Cinema is the cross and delight of our age. Cross because it is often a topic of conversation as if it were more important to comment on the last film rather than the last novel read. Even, some “penultimate” film seen (retrieved from the past) which, in terms of depth, would be more deserving of deepening. Delightful, at the same time, because films are an easy-to-eat form of entertainment (television series could also fall into the category, why not).

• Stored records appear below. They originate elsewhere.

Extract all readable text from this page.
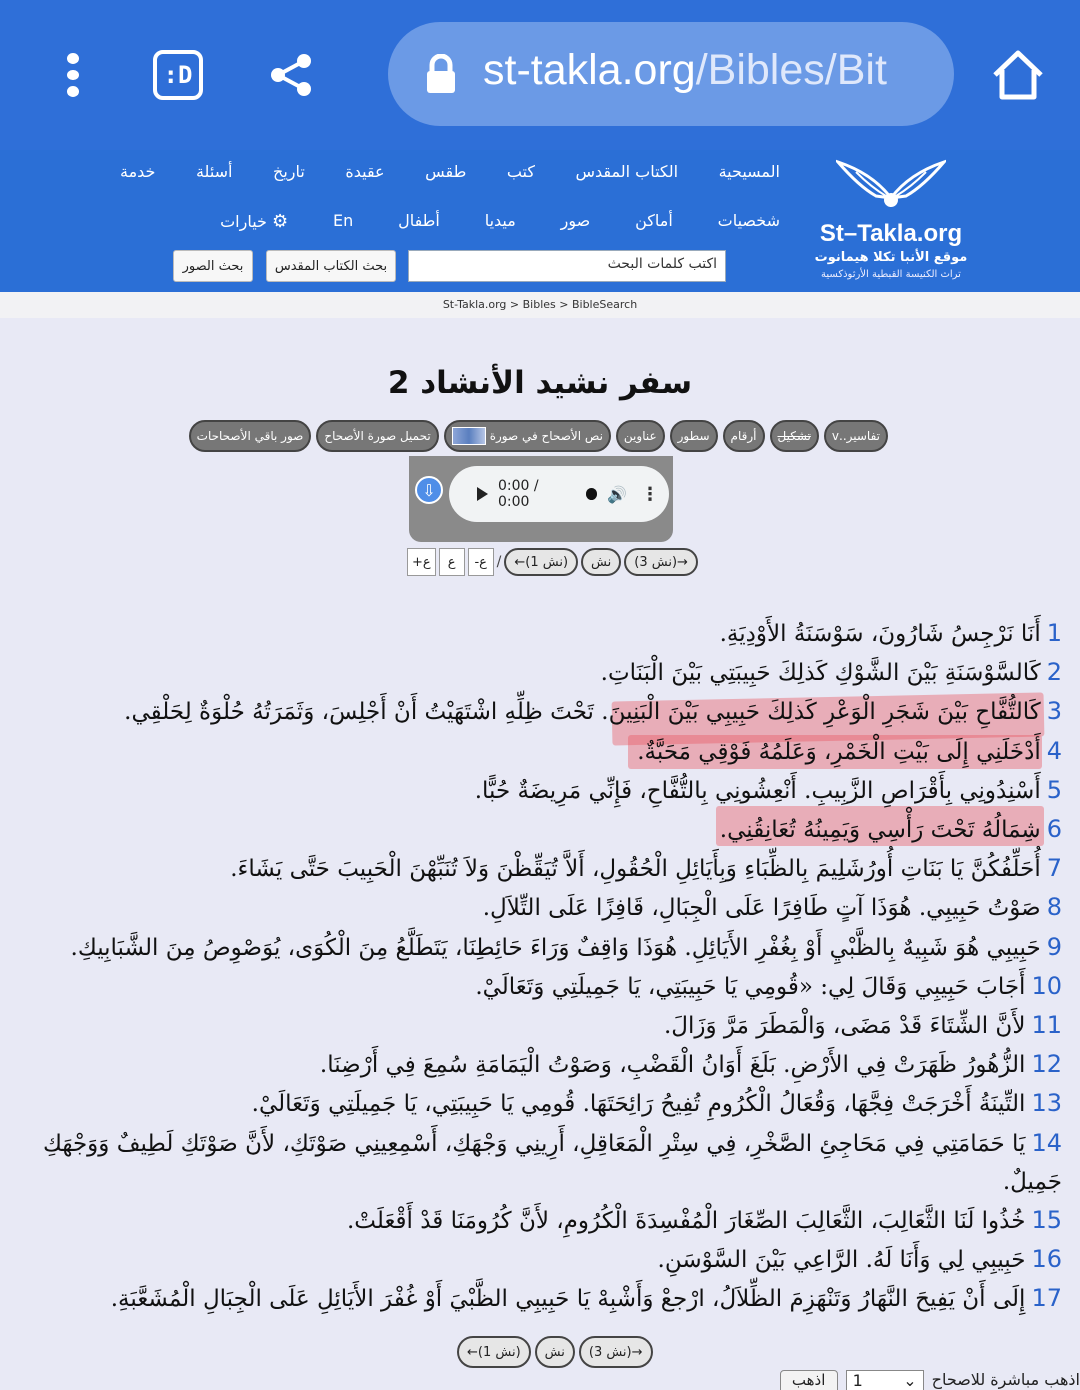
:D	st-takla.org/Bibles/Bit
St–Takla.org
موقع الأنبا تكلا هيمانوت
تراث الكنيسة القبطية الأرثوذكسية
المسيحية
الكتاب المقدس
كتب
طقس
عقيدة
تاريخ
أسئلة
خدمة
شخصيات
أماكن
صور
ميديا
أطفال
En
⚙ خيارات
اكتب كلمات البحث
بحث الكتاب المقدس
بحث الصور
St-Takla.org > Bibles > BibleSearch
سفر نشيد الأنشاد 2
تفاسير..v
تشكيل
أرقام
سطور
عناوين
نص الأصحاح في صورة
تحميل صورة الأصحاح
صور باقي الأصحاحات
⇩	0:00 / 0:00	🔊 ⋮
+ع	ع	-ع /	←(نش 1)	نش	(نش 3)→
1أَنَا نَرْجِسُ شَارُونَ، سَوْسَنَةُ الأَوْدِيَةِ.
2كَالسَّوْسَنَةِ بَيْنَ الشَّوْكِ كَذلِكَ حَبِيبَتِي بَيْنَ الْبَنَاتِ.
3كَالتُّفَّاحِ بَيْنَ شَجَرِ الْوَعْرِ كَذلِكَ حَبِيبِي بَيْنَ الْبَنِينَ. تَحْتَ ظِلِّهِ اشْتَهَيْتُ أَنْ أَجْلِسَ، وَثَمَرَتُهُ حُلْوَةٌ لِحَلْقِي.
4أَدْخَلَنِي إِلَى بَيْتِ الْخَمْرِ، وَعَلَمُهُ فَوْقِي مَحَبَّةٌ.
5أَسْنِدُونِي بِأَقْرَاصِ الزَّبِيبِ. أَنْعِشُونِي بِالتُّفَّاحِ، فَإِنِّي مَرِيضَةٌ حُبًّا.
6شِمَالُهُ تَحْتَ رَأْسِي وَيَمِينُهُ تُعَانِقُنِي.
7أُحَلِّفُكُنَّ يَا بَنَاتِ أُورُشَلِيمَ بِالظِّبَاءِ وَبِأَيَائِلِ الْحُقُولِ، أَلاَّ تُيَقِّظْنَ وَلاَ تُنَبِّهْنَ الْحَبِيبَ حَتَّى يَشَاءَ.
8صَوْتُ حَبِيبِي. هُوَذَا آتٍ طَافِرًا عَلَى الْجِبَالِ، قَافِزًا عَلَى التِّلاَلِ.
9حَبِيبِي هُوَ شَبِيهٌ بِالظَّبْيِ أَوْ بِغُفْرِ الأَيَائِلِ. هُوَذَا وَاقِفٌ وَرَاءَ حَائِطِنَا، يَتَطَلَّعُ مِنَ الْكُوَى، يُوَصْوِصُ مِنَ الشَّبَابِيكِ.
10أَجَابَ حَبِيبِي وَقَالَ لِي: «قُومِي يَا حَبِيبَتِي، يَا جَمِيلَتِي وَتَعَالَيْ.
11لأَنَّ الشِّتَاءَ قَدْ مَضَى، وَالْمَطَرَ مَرَّ وَزَالَ.
12الزُّهُورُ ظَهَرَتْ فِي الأَرْضِ. بَلَغَ أَوَانُ الْقَضْبِ، وَصَوْتُ الْيَمَامَةِ سُمِعَ فِي أَرْضِنَا.
13التِّينَةُ أَخْرَجَتْ فِجَّهَا، وَقُعَالُ الْكُرُومِ تُفِيحُ رَائِحَتَهَا. قُومِي يَا حَبِيبَتِي، يَا جَمِيلَتِي وَتَعَالَيْ.
14يَا حَمَامَتِي فِي مَحَاجِئِ الصَّخْرِ، فِي سِتْرِ الْمَعَاقِلِ، أَرِينِي وَجْهَكِ، أَسْمِعِينِي صَوْتَكِ، لأَنَّ صَوْتَكِ لَطِيفٌ وَوَجْهَكِ جَمِيلٌ.
15خُذُوا لَنَا الثَّعَالِبَ، الثَّعَالِبَ الصِّغَارَ الْمُفْسِدَةَ الْكُرُومِ، لأَنَّ كُرُومَنَا قَدْ أَقْعَلَتْ.
16حَبِيبِي لِي وَأَنَا لَهُ. الرَّاعِي بَيْنَ السَّوْسَنِ.
17إِلَى أَنْ يَفِيحَ النَّهَارُ وَتَنْهَزِمَ الظِّلاَلُ، ارْجعْ وَأَشْبِهْ يَا حَبِيبِي الظَّبْيَ أَوْ غُفْرَ الأَيَائِلِ عَلَى الْجِبَالِ الْمُشَعَّبَةِ.
←(نش 1)	نش	(نش 3)→
اذهب مباشرة للاصحاح
1	⌄
اذهب
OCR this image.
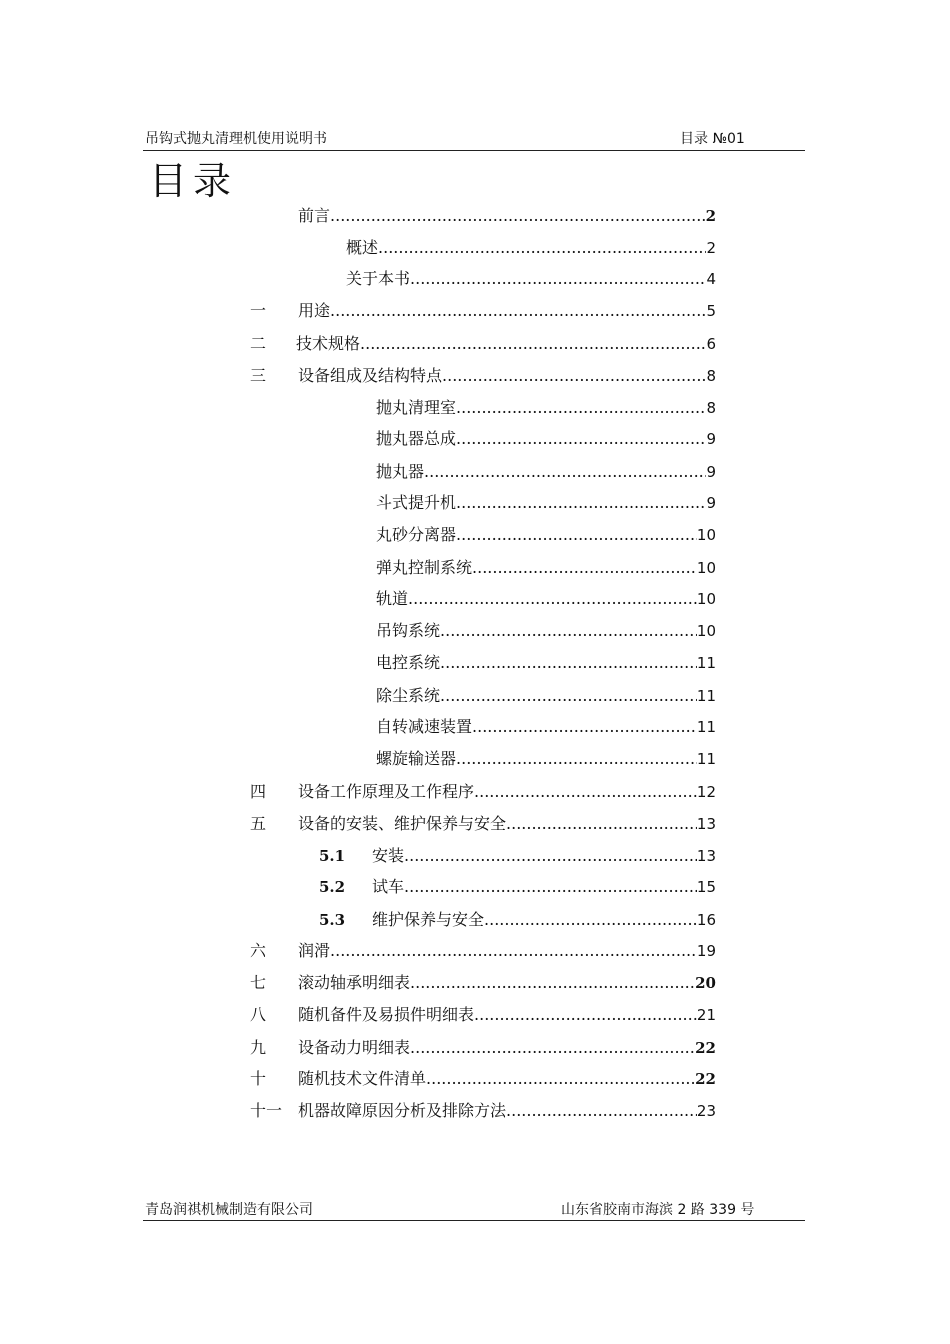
吊钩式抛丸清理机使用说明书	目录 №01
目录
前言 .....	2
概述 .....	2
关于本书 .....	4
一 用途 .....	5
二 技术规格 .....	6
三 设备组成及结构特点 .....	8
抛丸清理室 .....	8
抛丸器总成 .....	9
抛丸器 .....	9
斗式提升机 .....	9
丸砂分离器 .....	10
弹丸控制系统 .....	10
轨道 .....	10
吊钩系统 .....	10
电控系统 .....	11
除尘系统 .....	11
自转减速装置 .....	11
螺旋输送器 .....	11
四 设备工作原理及工作程序 .....	12
五 设备的安装、维护保养与安全 .....	13
5.1 安装 .....	13
5.2 试车 .....	15
5.3 维护保养与安全 .....	16
六 润滑 .....	19
七 滚动轴承明细表 .....	20
八 随机备件及易损件明细表 .....	21
九 设备动力明细表 .....	22
十 随机技术文件清单 .....	22
十一 机器故障原因分析及排除方法 .....	23
青岛润祺机械制造有限公司	山东省胶南市海滨 2 路 339 号
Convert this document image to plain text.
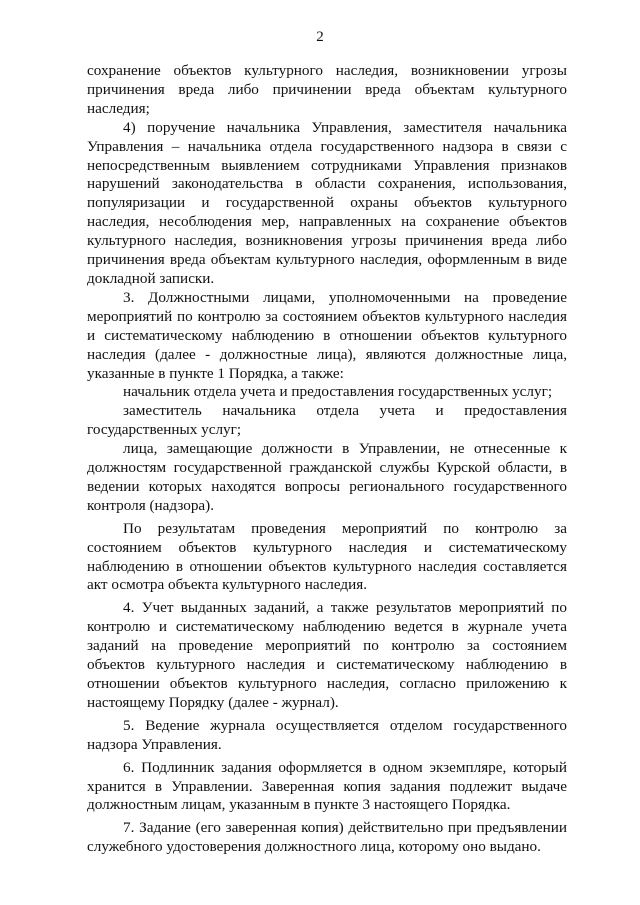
2

сохранение объектов культурного наследия, возникновении угрозы причинения вреда либо причинении вреда объектам культурного наследия;

4) поручение начальника Управления, заместителя начальника Управления – начальника отдела государственного надзора в связи с непосредственным выявлением сотрудниками Управления признаков нарушений законодательства в области сохранения, использования, популяризации и государственной охраны объектов культурного наследия, несоблюдения мер, направленных на сохранение объектов культурного наследия, возникновения угрозы причинения вреда либо причинения вреда объектам культурного наследия, оформленным в виде докладной записки.

3. Должностными лицами, уполномоченными на проведение мероприятий по контролю за состоянием объектов культурного наследия и систематическому наблюдению в отношении объектов культурного наследия (далее - должностные лица), являются должностные лица, указанные в пункте 1 Порядка, а также:

начальник отдела учета и предоставления государственных услуг;

заместитель начальника отдела учета и предоставления государственных услуг;

лица, замещающие должности в Управлении, не отнесенные к должностям государственной гражданской службы Курской области, в ведении которых находятся вопросы регионального государственного контроля (надзора).

По результатам проведения мероприятий по контролю за состоянием объектов культурного наследия и систематическому наблюдению в отношении объектов культурного наследия составляется акт осмотра объекта культурного наследия.

4. Учет выданных заданий, а также результатов мероприятий по контролю и систематическому наблюдению ведется в журнале учета заданий на проведение мероприятий по контролю за состоянием объектов культурного наследия и систематическому наблюдению в отношении объектов культурного наследия, согласно приложению к настоящему Порядку (далее - журнал).

5. Ведение журнала осуществляется отделом государственного надзора Управления.

6. Подлинник задания оформляется в одном экземпляре, который хранится в Управлении. Заверенная копия задания подлежит выдаче должностным лицам, указанным в пункте 3 настоящего Порядка.

7. Задание (его заверенная копия) действительно при предъявлении служебного удостоверения должностного лица, которому оно выдано.
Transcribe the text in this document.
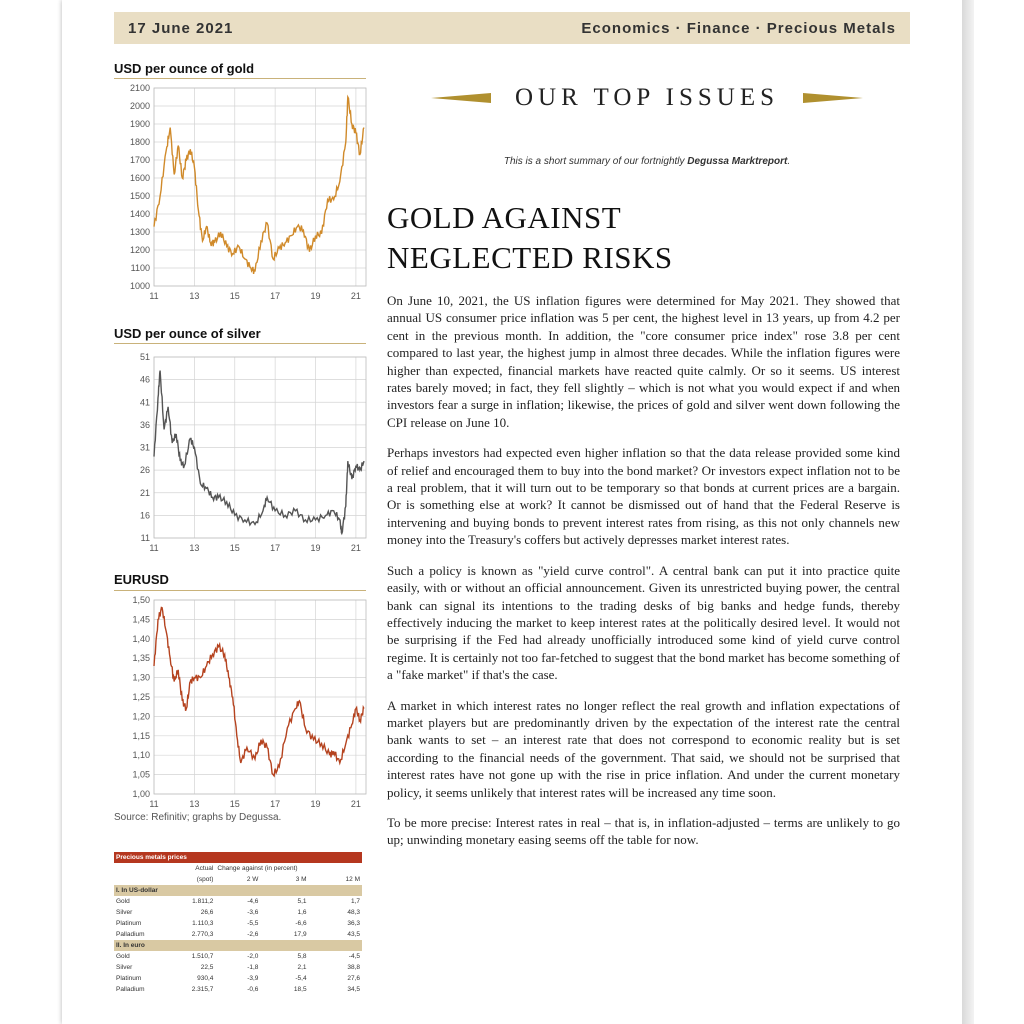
17 June 2021	Economics · Finance · Precious Metals
USD per ounce of gold
2100
2000
1900
1800
1700
1600
1500
1400
1300
1200
1100
1000
11	13	15	17	19	21
USD per ounce of silver
51
46
41
36
31
26
21
16
11
11	13	15	17	19	21
EURUSD
1,50
1,45
1,40
1,35
1,30
1,25
1,20
1,15
1,10
1,05
1,00
11	13	15	17	19	21
Source: Refinitiv; graphs by Degussa.
Precious metals prices				
	Actual	Change against (in percent)		
	(spot)	2 W	3 M	12 M
I. In US-dollar				
Gold	1.811,2	-4,6	5,1	1,7
Silver	26,6	-3,6	1,6	48,3
Platinum	1.110,3	-5,5	-6,6	36,3
Palladium	2.770,3	-2,6	17,9	43,5
II. In euro				
Gold	1.510,7	-2,0	5,8	-4,5
Silver	22,5	-1,8	2,1	38,8
Platinum	930,4	-3,9	-5,4	27,6
Palladium	2.315,7	-0,6	18,5	34,5
OUR TOP ISSUES
This is a short summary of our fortnightly Degussa Marktreport.
GOLD AGAINST NEGLECTED RISKS

On June 10, 2021, the US inflation figures were determined for May 2021. They showed that annual US consumer price inflation was 5 per cent, the highest level in 13 years, up from 4.2 per cent in the previous month. In addition, the "core consumer price index" rose 3.8 per cent compared to last year, the highest jump in almost three decades. While the inflation figures were higher than expected, financial markets have reacted quite calmly. Or so it seems. US interest rates barely moved; in fact, they fell slightly – which is not what you would expect if and when investors fear a surge in inflation; likewise, the prices of gold and silver went down following the CPI release on June 10.

Perhaps investors had expected even higher inflation so that the data release provided some kind of relief and encouraged them to buy into the bond market? Or investors expect inflation not to be a real problem, that it will turn out to be temporary so that bonds at current prices are a bargain. Or is something else at work? It cannot be dismissed out of hand that the Federal Reserve is intervening and buying bonds to prevent interest rates from rising, as this not only channels new money into the Treasury's coffers but actively depresses market interest rates.

Such a policy is known as "yield curve control". A central bank can put it into practice quite easily, with or without an official announcement. Given its unrestricted buying power, the central bank can signal its intentions to the trading desks of big banks and hedge funds, thereby effectively inducing the market to keep interest rates at the politically desired level. It would not be surprising if the Fed had already unofficially introduced some kind of yield curve control regime. It is certainly not too far-fetched to suggest that the bond market has become something of a "fake market" if that's the case.

A market in which interest rates no longer reflect the real growth and inflation expectations of market players but are predominantly driven by the expectation of the interest rate the central bank wants to set – an interest rate that does not correspond to economic reality but is set according to the financial needs of the government. That said, we should not be surprised that interest rates have not gone up with the rise in price inflation. And under the current monetary policy, it seems unlikely that interest rates will be increased any time soon.

To be more precise: Interest rates in real – that is, in inflation-adjusted – terms are unlikely to go up; unwinding monetary easing seems off the table for now.
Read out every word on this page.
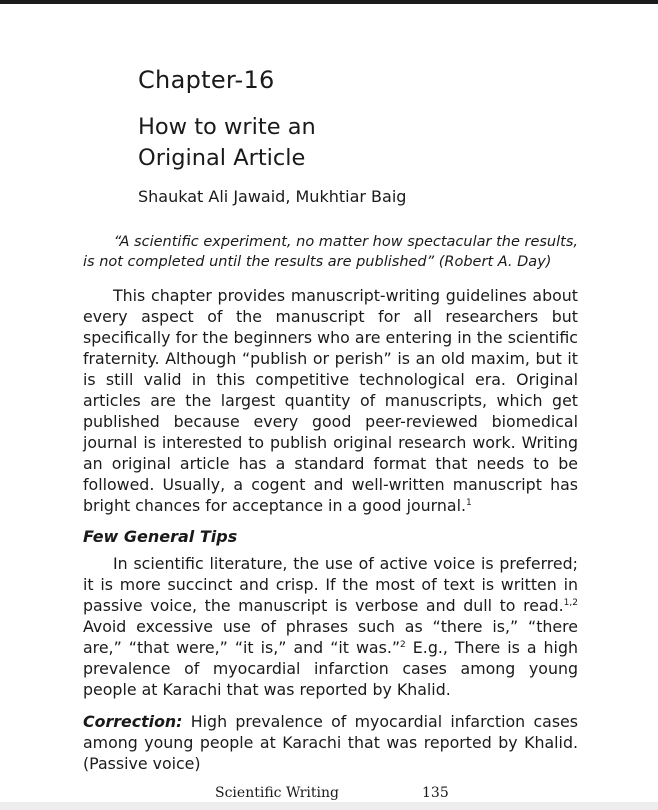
Chapter-16
How to write an
Original Article
Shaukat Ali Jawaid, Mukhtiar Baig
“A scientific experiment, no matter how spectacular the results,
is not completed until the results are published” (Robert A. Day)
This chapter provides manuscript-writing guidelines about every aspect of the manuscript for all researchers but specifically for the beginners who are entering in the scientific fraternity. Although “publish or perish” is an old maxim, but it is still valid in this competitive technological era. Original articles are the largest quantity of manuscripts, which get published because every good peer-reviewed biomedical journal is interested to publish original research work. Writing an original article has a standard format that needs to be followed. Usually, a cogent and well-written manuscript has bright chances for acceptance in a good journal.$^1$
Few General Tips
In scientific literature, the use of active voice is preferred; it is more succinct and crisp. If the most of text is written in passive voice, the manuscript is verbose and dull to read.$^{1,2}$ Avoid excessive use of phrases such as “there is,” “there are,” “that were,” “it is,” and “it was.”$^2$ E.g., There is a high prevalence of myocardial infarction cases among young people at Karachi that was reported by Khalid.
Correction: High prevalence of myocardial infarction cases among young people at Karachi that was reported by Khalid. (Passive voice)
Scientific Writing	135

Unfortunately it is precisely this nature of consumer entertainment, rather than an art form, that dwarfs them in the rankings. A film presents its viewer with two pre-packaged hours of sounds, images, plots. In this vortex of sensations there is little room for the viewer’s individual elaboration.
Many palaces, both residential and non-residential construction works, are real pleasures to the eye; sometimes the spirit also benefits, when there is harmony with the surrounding environment (especially if this environment is challenging, such as natural landscapes or buildings from past eras). Yet the fact of having a function (letting people live, hosting offices, exhibiting works of art, gathering fans of various sports, celebrating worship ceremonies), places architecture in a different category compared to the previous eight artistic expressions.
The precedents do not play a necessary role in society, they are simply useless (if the measure of profit is its contribution to human survival or to the provision of services to human society). This is why the last place, as if the daring to combine usefulness and aesthetics, social function and beauty were an offense; almost a betrayal with respect to the very idea of art, understood as a spiritual elevation with respect to the prosaic daily tasks.